L’impegno di Jacopino del Conte per la Confraternita della Misericordia rappresenta senza dubbio un momento cruciale del suo percorso. Egli, infatti, ebbe modo di lavorarvi in più occasioni, dalla fine del quarto decennio del secolo al 1553. Il fatto che le scene dell’Oratorio siano certamente attribuite, datate con sicurezza e scalate cronologicamente lungo un arco di tempo così esteso, ci fornisce un termine di paragone molto solido al fine di misurare con precisione l’evolversi del suo modus operandi nell’arco di quasi due decenni, dall’esordio avvenuto nel passaggio da Firenze a Roma fino alla piena maturità. L’analisi delle opere eseguite per l’Oratorio consente di precisare quanto, come scrisse Giuliano Briganti, la sua figura avesse assunto “uno straordinario rilievo” sulla scena pittorica romana11.

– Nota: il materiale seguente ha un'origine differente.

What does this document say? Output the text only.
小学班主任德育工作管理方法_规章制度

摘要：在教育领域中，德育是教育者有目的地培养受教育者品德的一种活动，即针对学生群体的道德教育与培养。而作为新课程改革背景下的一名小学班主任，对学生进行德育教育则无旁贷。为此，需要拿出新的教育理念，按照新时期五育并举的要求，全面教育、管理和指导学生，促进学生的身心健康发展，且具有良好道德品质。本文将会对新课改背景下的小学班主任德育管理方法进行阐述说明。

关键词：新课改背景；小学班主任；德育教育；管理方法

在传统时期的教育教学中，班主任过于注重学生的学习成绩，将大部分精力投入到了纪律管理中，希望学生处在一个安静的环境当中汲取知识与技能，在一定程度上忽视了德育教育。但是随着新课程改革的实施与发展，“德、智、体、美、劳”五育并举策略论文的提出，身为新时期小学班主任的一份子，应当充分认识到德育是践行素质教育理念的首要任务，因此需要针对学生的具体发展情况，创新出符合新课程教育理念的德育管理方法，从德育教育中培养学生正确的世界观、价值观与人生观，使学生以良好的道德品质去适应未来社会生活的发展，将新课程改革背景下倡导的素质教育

Merita di riflettere qui su due dati contrastanti: mentre la trama dei rapporti tra Jacopino e i suoi colleghi all’opera nel cantiere romano, il panorama del suo orizzonte culturale e dei suoi numerosi riferimenti visivi sono sufficientemente ben delineabili, le modalità di organizzazione e gestione del cantiere, data anche la sostanziale irreperibilità di notizie documentarie riferibili all’Oratorio, rappresenta invece un problema non sempre di semplice soluzione12. Ne risulta evidentemente un paradosso, che si spera gli studi potranno sanare intrecciando nuovi documenti sul funzionamento del cantiere e nuove riflessioni sullo sviluppo stilistico degli artisti coinvolti nell’impresa.